Example connector pair:

apiVersion: connectors.alauda.io/v1alpha1
kind: Connector
metadata:
  name: npm-mirror-connector
spec:
  connectorClassName: npm
  address: https://nexus.example.com/repository/npm-proxy
  auth:
    name: basicAuth
    secretRef:
      name: npm-secret
  params:
  - name: strict-ssl
    value: "false"
  - name: registryType
    value: "mirror"
---
apiVersion: connectors.alauda.io/v1alpha1
kind: Connector
metadata:
  name: npm-publish-connector
spec:
  connectorClassName: npm
  address: https://nexus.example.com/repository/npm-hosted
  auth:
    name: basicAuth
    secretRef:
      name: npm-secret
  params:
  - name: strict-ssl
    value: "false"
  - name: registryType
    value: "publish"

TaskRun Example with nodejs:0.1

After both connectors are ready, reference the built-in nodejs task directly.

apiVersion: tekton.dev/v1
kind: TaskRun
metadata:
  name: nodejs-npm-multi-connector-demo
spec:
  taskRef:
    name: nodejs
  params:
  - name: command
    value: npm ci && npm run build
  - name: publishRepository
    value: https://nexus.example.com/repository/npm-hosted
  - name: caFileName
    value: ca.crt
  workspaces:
  - name: source
    persistentVolumeClaim:
      claimName: nodejs-source-pvc
  - name: npm-config
    csi:
      driver: connectors-csi
      readOnly: true
      volumeAttributes:
        connectors: "npm-mirror-connector,npm-publish-connector"
        configuration.names: "npmrc,yarnrc"
  - name: ca-bundle
    csi:
      driver: connectors-csi
      readOnly: true
      volumeAttributes:
        connectors: "npm-mirror-connector,npm-publish-connector"
        configuration.names: "npmrc"

In this example:

  • npm ci resolves dependencies using rendered registry settings from the mirror connector
  • publishRepository triggers npm publish --registry ... in the nodejs task
  • caFileName: ca.crt tells nodejs:0.1 to load the certificate generated by NPM connector from the ca-bundle workspace

CA Bundle Example

In forward-proxy MITM mode, all HTTPS npm repository traffic goes through connectors-proxy and must trust the proxy CA. Therefore, when your dependency or publish repository uses https://, always mount ca-bundle and set caFileName to ca.crt.

spec:
  params:
  - name: caFileName
    value: ca.crt
  workspaces:
  - name: ca-bundle
    csi:
      driver: connectors-csi
      readOnly: true
      volumeAttributes:
        connectors: "npm-mirror-connector,npm-publish-connector"
        configuration.names: "npmrc"

In this setup, ca.crt is rendered by NPM connector and consumed by nodejs:0.1 through the ca-bundle workspace, so both dependency download and package publish can access HTTPS repositories successfully.

Using ResourceInterface in Pipeline Integration

If you integrate connectors from Pipeline UI instead of hand-writing CSI fields, use the NPMRepository ResourceInterface.

Typical usage flow:

  1. In Pipeline Integration, select interface category NPMRepository.
  2. Select a primary connector with spec.params.registryType=publish, then add other connectors (for example a registryType=mirror connector) to the same integration item.

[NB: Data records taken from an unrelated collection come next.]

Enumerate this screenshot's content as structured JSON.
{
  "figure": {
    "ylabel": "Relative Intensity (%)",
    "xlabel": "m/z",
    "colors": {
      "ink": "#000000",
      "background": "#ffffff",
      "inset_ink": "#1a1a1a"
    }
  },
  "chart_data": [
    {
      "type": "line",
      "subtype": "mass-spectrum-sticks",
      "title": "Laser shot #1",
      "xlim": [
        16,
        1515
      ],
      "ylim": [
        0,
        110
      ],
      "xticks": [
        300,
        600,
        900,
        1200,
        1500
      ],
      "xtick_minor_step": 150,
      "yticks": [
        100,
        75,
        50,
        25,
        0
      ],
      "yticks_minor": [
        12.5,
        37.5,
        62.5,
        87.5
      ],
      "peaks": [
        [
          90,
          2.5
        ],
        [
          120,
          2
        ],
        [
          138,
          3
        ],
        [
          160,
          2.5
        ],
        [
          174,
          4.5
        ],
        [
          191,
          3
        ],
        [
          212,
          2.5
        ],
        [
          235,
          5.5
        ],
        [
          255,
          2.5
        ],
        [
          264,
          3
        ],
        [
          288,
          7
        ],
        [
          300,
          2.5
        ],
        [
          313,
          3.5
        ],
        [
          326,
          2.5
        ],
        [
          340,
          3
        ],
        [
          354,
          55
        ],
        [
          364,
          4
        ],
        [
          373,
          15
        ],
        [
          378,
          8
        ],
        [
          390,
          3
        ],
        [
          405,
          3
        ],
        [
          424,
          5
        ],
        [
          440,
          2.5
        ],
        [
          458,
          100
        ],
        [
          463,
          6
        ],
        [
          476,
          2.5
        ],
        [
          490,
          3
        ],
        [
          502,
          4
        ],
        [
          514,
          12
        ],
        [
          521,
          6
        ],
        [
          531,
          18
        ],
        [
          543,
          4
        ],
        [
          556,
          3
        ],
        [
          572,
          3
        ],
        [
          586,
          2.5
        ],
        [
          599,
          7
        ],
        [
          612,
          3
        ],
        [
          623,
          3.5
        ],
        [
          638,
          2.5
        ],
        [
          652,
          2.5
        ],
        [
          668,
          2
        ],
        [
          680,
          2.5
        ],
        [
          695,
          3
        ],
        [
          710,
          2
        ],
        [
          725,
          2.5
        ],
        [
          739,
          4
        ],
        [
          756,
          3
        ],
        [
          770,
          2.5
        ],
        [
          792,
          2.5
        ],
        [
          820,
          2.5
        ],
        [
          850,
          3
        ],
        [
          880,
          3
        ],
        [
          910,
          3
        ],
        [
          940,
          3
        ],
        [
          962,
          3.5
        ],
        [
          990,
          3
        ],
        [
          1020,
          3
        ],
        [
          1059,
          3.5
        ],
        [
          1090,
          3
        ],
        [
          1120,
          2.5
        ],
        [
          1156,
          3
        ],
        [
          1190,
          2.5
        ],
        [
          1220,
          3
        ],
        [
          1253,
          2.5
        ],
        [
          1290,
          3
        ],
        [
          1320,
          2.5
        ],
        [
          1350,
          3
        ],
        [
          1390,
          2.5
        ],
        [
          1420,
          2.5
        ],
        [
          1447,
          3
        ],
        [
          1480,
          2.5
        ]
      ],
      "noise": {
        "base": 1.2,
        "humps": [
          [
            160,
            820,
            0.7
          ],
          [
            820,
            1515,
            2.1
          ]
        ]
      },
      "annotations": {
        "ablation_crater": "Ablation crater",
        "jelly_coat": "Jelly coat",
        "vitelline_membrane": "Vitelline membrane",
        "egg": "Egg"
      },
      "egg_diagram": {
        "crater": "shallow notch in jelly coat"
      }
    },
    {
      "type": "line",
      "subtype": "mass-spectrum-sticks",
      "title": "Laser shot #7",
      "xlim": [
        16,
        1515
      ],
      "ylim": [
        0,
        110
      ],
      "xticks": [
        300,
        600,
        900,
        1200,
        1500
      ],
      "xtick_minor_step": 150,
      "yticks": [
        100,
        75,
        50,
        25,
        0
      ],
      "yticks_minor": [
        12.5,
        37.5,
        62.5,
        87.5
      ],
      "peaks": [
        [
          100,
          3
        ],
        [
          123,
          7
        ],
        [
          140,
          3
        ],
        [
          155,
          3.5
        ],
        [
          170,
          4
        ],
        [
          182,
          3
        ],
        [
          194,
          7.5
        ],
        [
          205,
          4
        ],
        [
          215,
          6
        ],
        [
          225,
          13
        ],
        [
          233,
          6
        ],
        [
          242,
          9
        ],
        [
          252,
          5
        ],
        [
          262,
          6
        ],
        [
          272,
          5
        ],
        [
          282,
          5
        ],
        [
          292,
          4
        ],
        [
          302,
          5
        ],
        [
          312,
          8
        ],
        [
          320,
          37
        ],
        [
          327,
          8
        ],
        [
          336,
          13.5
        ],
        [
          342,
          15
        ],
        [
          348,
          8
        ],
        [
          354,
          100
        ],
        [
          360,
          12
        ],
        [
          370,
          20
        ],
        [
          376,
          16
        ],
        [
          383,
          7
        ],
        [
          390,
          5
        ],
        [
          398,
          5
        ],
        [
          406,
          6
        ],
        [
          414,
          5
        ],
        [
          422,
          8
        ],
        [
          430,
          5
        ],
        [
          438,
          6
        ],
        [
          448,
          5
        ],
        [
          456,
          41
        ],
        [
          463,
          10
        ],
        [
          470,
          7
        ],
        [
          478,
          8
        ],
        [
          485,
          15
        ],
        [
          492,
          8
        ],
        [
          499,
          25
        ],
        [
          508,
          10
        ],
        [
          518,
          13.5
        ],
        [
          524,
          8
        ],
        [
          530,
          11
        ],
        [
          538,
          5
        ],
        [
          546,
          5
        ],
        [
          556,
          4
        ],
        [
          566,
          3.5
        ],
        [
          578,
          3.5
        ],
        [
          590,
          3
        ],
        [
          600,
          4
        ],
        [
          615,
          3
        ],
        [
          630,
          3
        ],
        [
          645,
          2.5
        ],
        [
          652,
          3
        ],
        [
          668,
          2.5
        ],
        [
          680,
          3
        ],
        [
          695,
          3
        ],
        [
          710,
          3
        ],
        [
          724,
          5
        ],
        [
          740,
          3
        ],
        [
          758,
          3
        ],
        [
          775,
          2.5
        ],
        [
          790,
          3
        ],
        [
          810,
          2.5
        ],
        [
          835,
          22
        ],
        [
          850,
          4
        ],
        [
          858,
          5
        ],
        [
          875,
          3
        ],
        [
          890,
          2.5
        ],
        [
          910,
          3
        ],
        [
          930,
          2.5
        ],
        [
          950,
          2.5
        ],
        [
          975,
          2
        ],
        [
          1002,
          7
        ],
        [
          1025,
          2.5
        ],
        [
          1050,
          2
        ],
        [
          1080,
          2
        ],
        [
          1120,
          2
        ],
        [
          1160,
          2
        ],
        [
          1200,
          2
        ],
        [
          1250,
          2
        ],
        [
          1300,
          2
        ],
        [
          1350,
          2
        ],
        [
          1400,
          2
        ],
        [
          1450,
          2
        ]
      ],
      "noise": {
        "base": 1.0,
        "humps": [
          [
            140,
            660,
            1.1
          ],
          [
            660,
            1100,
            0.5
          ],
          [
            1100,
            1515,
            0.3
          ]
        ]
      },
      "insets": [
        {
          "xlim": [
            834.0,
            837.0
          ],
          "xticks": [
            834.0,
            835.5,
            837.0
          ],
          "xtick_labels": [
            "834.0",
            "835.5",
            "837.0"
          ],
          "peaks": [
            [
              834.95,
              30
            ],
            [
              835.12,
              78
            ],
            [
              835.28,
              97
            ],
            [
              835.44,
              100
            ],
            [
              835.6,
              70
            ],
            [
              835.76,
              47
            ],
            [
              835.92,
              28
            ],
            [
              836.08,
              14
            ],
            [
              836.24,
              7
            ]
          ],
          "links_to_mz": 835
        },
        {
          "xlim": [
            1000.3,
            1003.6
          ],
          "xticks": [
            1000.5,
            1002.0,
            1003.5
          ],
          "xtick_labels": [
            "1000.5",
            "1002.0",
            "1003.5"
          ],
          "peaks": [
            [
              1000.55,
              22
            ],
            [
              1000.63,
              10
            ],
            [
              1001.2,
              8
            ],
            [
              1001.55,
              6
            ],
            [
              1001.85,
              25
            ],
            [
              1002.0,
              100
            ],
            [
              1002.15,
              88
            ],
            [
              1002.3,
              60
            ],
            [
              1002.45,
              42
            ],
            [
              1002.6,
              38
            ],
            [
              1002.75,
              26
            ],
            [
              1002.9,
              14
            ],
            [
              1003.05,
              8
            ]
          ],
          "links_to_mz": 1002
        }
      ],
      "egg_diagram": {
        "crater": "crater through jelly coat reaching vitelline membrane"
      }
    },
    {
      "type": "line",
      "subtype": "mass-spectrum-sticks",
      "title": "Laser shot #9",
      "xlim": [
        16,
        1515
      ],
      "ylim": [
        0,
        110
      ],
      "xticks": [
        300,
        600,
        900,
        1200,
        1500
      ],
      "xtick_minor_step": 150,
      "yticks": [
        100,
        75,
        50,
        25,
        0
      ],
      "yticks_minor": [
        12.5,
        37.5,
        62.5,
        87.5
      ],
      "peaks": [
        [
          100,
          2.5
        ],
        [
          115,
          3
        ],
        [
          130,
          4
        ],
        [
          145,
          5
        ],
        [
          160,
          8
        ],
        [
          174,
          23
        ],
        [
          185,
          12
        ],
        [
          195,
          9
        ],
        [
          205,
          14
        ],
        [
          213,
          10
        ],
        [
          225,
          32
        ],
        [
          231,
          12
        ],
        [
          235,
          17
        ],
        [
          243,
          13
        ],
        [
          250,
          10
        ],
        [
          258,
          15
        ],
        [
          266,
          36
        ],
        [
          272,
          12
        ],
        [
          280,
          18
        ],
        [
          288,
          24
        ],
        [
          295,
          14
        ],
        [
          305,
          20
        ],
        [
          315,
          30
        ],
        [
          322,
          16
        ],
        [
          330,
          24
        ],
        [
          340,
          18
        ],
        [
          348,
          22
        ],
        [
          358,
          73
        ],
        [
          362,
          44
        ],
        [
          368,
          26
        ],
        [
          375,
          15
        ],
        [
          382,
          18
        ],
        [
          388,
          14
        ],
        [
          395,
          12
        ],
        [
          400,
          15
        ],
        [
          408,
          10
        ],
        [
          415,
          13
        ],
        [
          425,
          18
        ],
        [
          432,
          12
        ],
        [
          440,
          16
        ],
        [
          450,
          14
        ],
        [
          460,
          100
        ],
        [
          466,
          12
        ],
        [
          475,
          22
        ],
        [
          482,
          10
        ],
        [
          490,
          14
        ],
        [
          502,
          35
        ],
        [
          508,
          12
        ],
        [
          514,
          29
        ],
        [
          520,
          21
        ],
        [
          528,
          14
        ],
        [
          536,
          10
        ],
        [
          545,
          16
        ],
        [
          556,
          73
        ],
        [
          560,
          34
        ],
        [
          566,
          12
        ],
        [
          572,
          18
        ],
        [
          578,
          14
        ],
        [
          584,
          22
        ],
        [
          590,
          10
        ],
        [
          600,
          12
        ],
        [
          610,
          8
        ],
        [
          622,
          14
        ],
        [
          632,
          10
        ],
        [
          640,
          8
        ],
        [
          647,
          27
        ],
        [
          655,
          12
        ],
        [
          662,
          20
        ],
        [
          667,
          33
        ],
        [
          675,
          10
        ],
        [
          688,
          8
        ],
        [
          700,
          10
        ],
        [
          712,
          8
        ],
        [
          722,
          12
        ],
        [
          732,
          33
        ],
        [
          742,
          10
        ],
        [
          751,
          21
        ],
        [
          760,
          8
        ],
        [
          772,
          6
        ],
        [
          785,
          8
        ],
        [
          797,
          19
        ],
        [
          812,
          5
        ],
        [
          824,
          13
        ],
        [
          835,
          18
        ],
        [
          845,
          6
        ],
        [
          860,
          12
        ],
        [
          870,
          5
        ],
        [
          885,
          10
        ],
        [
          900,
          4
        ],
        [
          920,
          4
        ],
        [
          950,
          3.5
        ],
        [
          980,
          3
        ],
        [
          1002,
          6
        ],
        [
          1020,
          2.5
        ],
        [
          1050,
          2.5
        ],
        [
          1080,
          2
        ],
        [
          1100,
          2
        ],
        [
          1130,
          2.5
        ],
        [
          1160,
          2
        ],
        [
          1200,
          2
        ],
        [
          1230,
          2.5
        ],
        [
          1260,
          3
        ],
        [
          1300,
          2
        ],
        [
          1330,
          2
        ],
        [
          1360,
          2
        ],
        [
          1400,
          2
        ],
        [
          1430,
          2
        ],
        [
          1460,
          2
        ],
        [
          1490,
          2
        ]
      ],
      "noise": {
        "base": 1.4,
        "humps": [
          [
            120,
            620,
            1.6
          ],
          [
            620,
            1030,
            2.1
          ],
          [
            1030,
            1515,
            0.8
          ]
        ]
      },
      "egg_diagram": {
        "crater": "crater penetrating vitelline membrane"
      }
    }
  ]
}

This keeps connector selection consistent with later publishRepository parameter selection in the task.
  3. Bind integration workspaces to the task's npm-config and ca-bundle workspaces.

At runtime, ResourceInterface renders connector workspace bindings for you:

  • npm-config mounts merged config from selected connectors (multi-connector)
  • ca-bundle mounts certificate configuration for TLS trust

This means users can keep using nodejs:0.1 directly while delegating connector selection and workspace rendering to Pipeline Integration.

For details, see ResourceInterface and Pipeline Integration.